Находились ли они в ледяном сне или в ледяной смерти? С юридической стороны тут всегда присутствовала неопределенность. Закон о замораживании внес некоторую ясность. Он объявил, что любой человек, погруженный в замороженный сон и, буде общество решит вернуть его к жизни, не способный обеспечить себя материально, юридически мертв.

И третья часть замороженных мертвецов в мире, сто двадцать тысяч из них, отправились в банки органов.

— А тогда вы тоже тут работали?

Старик кивнул:

— Я почти сорок лет посменно работаю в Склепе. Я видел, как «скорая помощь» увезла три тысячи моих людей. Я думаю о них как о моих людях, — добавил он, как бы обороняясь.

— Закон, видимо, не в состоянии решить, живы они или мертвы. Думайте о них как вам угодно.

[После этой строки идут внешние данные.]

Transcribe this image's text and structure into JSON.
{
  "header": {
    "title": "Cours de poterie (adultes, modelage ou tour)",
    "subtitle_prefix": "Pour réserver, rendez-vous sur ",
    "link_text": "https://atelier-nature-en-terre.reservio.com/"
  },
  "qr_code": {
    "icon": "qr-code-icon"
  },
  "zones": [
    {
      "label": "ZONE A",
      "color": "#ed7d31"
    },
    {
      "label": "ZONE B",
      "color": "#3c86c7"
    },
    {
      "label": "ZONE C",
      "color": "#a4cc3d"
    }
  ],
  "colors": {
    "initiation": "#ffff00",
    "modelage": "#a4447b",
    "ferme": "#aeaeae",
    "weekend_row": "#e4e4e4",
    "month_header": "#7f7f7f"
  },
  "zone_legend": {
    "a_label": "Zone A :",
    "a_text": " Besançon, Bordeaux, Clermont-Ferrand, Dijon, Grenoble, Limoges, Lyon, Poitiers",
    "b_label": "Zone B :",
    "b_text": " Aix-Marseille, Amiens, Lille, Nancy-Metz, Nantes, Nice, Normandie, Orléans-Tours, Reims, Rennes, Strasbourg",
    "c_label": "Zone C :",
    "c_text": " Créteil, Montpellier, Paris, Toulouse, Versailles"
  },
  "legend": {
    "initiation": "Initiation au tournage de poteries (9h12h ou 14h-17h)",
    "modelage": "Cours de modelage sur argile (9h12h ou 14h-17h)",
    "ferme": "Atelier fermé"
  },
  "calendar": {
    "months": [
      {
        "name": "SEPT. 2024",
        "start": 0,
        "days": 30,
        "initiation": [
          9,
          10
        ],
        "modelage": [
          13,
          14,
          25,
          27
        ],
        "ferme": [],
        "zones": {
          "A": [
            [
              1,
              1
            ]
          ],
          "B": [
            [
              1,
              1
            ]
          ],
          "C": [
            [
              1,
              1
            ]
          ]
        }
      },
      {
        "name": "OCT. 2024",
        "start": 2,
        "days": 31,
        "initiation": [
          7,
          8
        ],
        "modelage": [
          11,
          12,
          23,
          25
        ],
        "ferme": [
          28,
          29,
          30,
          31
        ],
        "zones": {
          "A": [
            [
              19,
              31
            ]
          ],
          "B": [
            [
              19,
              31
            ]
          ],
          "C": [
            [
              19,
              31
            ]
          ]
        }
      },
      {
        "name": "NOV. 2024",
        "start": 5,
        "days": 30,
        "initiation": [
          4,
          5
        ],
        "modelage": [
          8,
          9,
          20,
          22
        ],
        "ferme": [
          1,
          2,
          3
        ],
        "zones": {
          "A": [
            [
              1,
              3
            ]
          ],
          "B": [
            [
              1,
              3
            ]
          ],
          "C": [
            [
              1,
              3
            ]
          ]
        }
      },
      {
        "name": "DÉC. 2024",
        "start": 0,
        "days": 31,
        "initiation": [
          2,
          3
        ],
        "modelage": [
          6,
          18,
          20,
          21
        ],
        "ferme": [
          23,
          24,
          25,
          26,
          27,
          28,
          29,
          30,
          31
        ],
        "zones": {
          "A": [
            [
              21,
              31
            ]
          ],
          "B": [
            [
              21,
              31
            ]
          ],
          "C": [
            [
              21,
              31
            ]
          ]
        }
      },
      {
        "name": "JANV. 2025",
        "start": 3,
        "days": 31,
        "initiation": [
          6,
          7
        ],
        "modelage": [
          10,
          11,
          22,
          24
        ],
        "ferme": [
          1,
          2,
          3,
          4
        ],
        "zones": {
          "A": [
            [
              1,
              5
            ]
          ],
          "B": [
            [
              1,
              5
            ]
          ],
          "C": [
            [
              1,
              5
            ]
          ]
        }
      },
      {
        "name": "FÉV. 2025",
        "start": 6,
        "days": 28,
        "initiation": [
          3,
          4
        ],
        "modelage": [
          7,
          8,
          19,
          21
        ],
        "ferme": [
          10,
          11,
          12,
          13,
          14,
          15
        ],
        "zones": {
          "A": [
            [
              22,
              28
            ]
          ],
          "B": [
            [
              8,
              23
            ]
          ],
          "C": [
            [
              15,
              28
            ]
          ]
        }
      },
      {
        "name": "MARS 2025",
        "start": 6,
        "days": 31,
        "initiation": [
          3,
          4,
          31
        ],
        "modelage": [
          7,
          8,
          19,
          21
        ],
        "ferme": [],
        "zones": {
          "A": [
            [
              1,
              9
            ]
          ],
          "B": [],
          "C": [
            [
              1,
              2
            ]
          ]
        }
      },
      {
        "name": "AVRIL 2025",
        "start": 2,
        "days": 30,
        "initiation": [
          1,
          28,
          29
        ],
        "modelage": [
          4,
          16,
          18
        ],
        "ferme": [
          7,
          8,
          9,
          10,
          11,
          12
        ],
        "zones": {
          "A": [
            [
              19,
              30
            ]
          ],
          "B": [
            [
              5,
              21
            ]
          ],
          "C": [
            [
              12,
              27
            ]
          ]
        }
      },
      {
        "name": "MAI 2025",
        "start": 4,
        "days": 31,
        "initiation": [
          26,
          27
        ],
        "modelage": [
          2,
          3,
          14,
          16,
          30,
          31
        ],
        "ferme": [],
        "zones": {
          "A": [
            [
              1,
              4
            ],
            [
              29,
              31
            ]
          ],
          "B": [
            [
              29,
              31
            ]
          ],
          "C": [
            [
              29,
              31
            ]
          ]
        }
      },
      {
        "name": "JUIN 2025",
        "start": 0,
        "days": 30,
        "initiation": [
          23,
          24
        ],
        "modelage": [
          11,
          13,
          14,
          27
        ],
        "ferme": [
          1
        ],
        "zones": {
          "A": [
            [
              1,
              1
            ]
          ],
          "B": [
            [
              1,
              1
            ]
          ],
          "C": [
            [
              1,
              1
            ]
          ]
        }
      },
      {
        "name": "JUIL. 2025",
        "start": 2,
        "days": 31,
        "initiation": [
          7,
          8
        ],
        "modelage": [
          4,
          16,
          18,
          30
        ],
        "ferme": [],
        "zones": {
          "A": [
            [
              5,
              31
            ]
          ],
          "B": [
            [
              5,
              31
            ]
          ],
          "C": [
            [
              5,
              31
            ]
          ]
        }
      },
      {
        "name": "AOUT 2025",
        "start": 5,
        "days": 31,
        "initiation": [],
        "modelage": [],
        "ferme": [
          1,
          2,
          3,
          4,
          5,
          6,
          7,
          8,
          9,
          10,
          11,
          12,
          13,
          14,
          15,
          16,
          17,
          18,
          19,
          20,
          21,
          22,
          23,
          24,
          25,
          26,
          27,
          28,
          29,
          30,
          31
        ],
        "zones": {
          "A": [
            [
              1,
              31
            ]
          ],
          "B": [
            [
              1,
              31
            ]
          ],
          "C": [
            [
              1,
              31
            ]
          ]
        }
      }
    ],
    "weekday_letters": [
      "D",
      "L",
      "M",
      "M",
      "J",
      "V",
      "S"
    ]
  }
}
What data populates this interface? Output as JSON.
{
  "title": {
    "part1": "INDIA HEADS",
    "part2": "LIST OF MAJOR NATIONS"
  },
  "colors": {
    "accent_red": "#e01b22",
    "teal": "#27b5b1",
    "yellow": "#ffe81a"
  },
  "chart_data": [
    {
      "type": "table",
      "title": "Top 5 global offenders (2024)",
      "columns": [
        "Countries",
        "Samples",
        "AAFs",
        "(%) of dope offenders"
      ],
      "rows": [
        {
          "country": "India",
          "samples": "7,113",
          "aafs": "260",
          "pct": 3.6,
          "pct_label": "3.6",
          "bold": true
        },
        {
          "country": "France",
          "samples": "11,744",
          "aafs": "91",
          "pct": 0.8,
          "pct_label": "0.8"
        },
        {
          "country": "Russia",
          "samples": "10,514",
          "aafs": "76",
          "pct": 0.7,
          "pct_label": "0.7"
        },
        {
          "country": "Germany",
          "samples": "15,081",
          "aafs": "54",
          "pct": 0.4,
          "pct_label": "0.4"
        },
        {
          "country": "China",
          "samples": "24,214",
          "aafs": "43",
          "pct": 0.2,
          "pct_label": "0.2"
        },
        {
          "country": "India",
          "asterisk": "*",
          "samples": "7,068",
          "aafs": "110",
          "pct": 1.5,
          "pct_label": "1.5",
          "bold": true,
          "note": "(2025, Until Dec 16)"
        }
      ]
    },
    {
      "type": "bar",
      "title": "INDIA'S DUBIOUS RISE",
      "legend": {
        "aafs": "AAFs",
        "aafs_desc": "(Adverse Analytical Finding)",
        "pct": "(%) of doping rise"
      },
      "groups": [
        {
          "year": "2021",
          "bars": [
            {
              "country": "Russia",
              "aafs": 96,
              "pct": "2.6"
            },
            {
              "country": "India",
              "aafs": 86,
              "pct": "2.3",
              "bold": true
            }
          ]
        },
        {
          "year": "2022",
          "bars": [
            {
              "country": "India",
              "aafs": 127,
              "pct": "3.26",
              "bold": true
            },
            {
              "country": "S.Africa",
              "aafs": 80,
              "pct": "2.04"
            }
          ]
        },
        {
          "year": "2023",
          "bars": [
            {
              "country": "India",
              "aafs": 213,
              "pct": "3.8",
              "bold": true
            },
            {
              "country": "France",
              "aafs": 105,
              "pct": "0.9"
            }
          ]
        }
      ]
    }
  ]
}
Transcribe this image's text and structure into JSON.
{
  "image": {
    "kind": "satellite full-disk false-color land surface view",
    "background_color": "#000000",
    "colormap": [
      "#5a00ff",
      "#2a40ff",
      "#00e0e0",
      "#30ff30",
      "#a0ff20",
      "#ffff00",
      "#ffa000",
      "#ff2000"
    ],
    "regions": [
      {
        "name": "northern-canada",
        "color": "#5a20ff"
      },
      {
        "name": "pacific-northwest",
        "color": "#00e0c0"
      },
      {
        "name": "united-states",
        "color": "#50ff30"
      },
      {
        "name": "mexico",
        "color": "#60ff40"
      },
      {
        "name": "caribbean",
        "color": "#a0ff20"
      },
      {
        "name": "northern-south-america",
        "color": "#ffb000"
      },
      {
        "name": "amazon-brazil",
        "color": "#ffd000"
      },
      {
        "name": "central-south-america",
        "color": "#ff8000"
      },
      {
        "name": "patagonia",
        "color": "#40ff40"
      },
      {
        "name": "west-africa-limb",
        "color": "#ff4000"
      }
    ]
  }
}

— Люди, которые мне доверились. Что сделали такого эти Дети Мороза, что их стоило убить?

«Они хотели отоспаться, пока другие гнут спину, чтобы превратить мир в рай», — подумал я. Но это не то преступление, которое карается высшей мерой.

— Их некому было защитить. Некому, кроме меня, — тянул он свое. Однако через миг с видимым усилием вернулся к настоящему. — Ладно, оставим это. Что я могу сделать для Технологической полиции ООН, мистер Гамильтон?

— О, я здесь не как оперативный сотрудник АРМ. Я здесь только для того… для того…

К дьяволу, я и сам не знал для чего. Меня потряс и заставил прийти сюда выпуск новостей.